I feel like a bible-study Snob...


I went to a bible study Tuesday night and felt like I was in fifth-grade Sunday school. We were talking about prayer, working through a booklet that had chosen cartoons, captions and verses to help aid the discussion. Psalm 62:8 “Trust in him at all times, O people; pour out your hearts to him, for God is our refuge.” What “key’s” to prayer can you find within this verse? The leader tried to pull answers out of us. I knew what he wanted to hear, that we should trust God at all times, but I couldn’t bring myself to say it. It was so painfully simple and dumbed-down, so I sat in annoyed silence. We moved on to Philippians 4:6-7, where we learned that we should not be anxious about anything, but give God our worries. I’m not sure how took us ten minutes to discover this “prayer key,” maybe because I wasn’t helping. Snobby, I know. Trust me, I felt terrible later that night, who am I to say where or how Gods truths can be shown? Sometimes simplicity holds the most truth. Our deep conversations and thoughts may only lead us into more confusion and complication, potentially steering us farther from what God is trying to teach; yet Tuesday night I sat in silence.
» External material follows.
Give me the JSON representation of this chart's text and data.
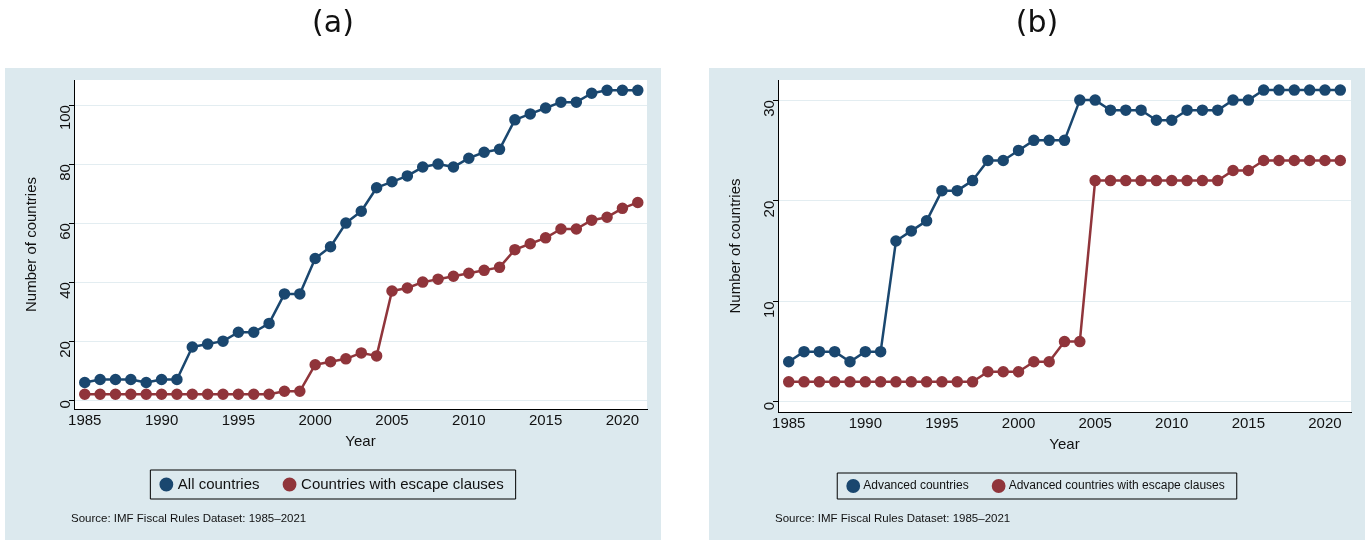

Maybe it is because of the way I have been experiencing God since I have been here. It has been so radically different, unable to put into a form or drawn out by a question. It has been much more abstract, yet more present than ever. I have discovered that I no longer find time to think/pray/study God, but without realizing it, I am constantly. Maybe it is because my days are less busy, mind less full and I’m living within an adventure, but God has seemed to flow into the spaces I have opened up and flooded my soul.

After experiencing God so abstractly and without form for the last two months. Friends here, and I have discussed how there has been no place we have walked into a room with Christian music playing and “entered into worship,” but instead, worship has seemed to effortlessly flow out of us as we stand humbled by nature, giving us a genuinely divine experience.

I honestly do feel terrible about my attitude Tuesday night. Each person I was with was wonderful and honestly did reveal to me Christ, just not in the ways they thought. I saw God in the way she was earnestly seeking, within the stories he told that focused and enjoyed every detail of life, among his lighthearted energy and the way they so openly brought me into their group. I just have a complex: I don’t know if I am a snob, needing to be humbled and an attitude adjustment, or if that place wasn’t really for me right now. God, what are your thoughts?

Legolas Sighting




Last weekend we ventured down south to the Routeburn Track, a famous three-day hike through rouged mountains and jaw dropping scenery. The trail is also know as being located in “Lord of the Rings Country” and there were various cliffs that we expected to see Legolas and Aragorn come riding boldly over the horizon. Strangely enough we never did (so I guess my title is a lie), but we did a little reenactment of an epic battle scene. Our three day-two night tramp was amazing and very soggy. It rained the entire time, but there was something about the rain that felt authentic. Mountains are not made for sunshiny paths and whistling tourist, but are wild. They trap clouds around their tips, swirl wind through rocky ridges and change harmless drops into frigid flakes. Hidden within their wild weather and untamed landscape is beauty only able to be experienced by humbling entering at the mercy of the mountain. Pictures are unable to capture what is seen through the drops but it only leaves the sights more of a treasure for those who venture inside.